The butter is rich in essential fatty acids (palmitic, stearic, oleic and linoleic) and has been shown to have antimicrobial and anti-inflammatory activity due to the presence of limonids such as Trichilin A.
It has also been shown to scavenge free radicals more effectively than many other oils on the market.
- Skin butter to nourish and revitalise.
- Conditioning skin care products.
- Massage candle
- Body Butter
The Trichilia Tree and its Fruit
Trichilia emetica – also known as the Cape Mahogany – is a beautiful slow-growing hardwood tree that grows up to 30m in height. It is evergreen with dark glossy leaves, red-brown bark and fragrant creamy yellow flowers.
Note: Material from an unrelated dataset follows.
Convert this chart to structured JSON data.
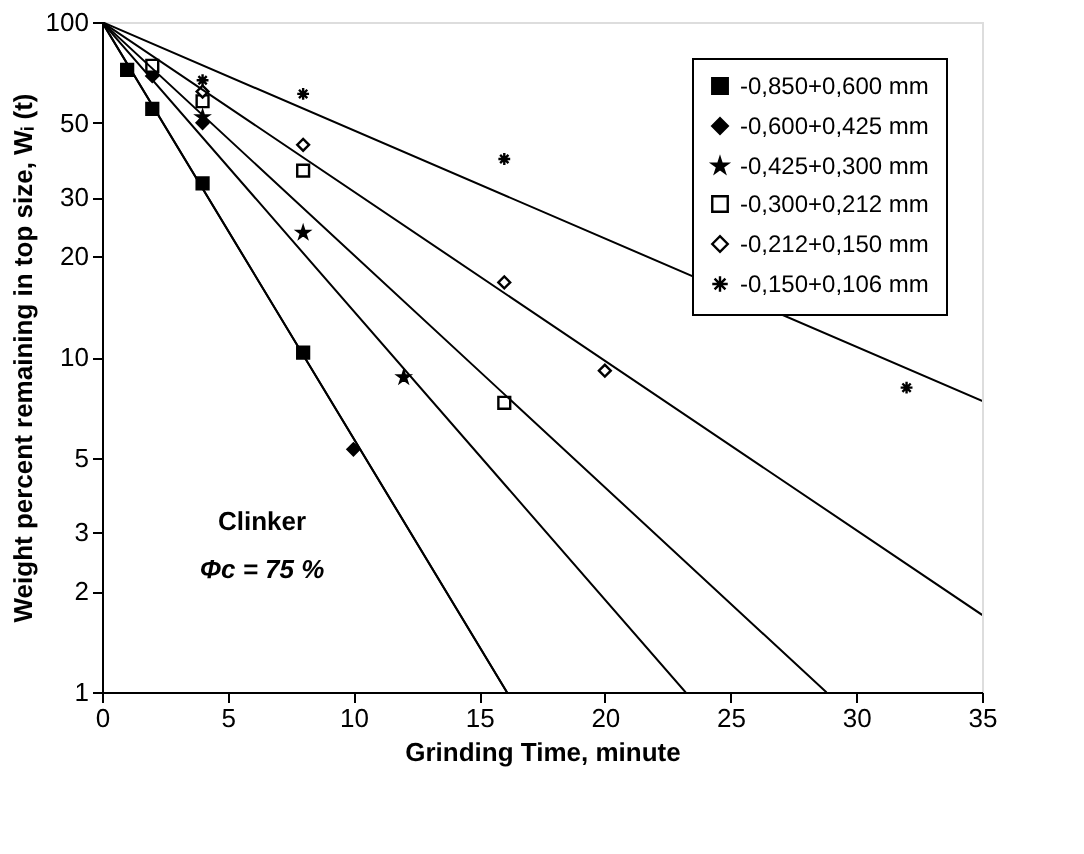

The trichilia tree is found across Southern Africa in low altitude, frost-free areas, mainly along rivers and the coast.
The pear-shaped fruits dry out and split into three segments, hence the name trichilia which means ‘in three parts’. Inside the fruits are bright red seeds that are rich in oil. A single tree yields on average around 20 litres of oil.
Mafura butter is a central part of Southern African domestic life and is renowned for its cosmetic and healing properties. It is used on the skin to nourish and revitalise as well as to condition the skin. The butter is also used medicinally to treat rheumatism and heal wounds.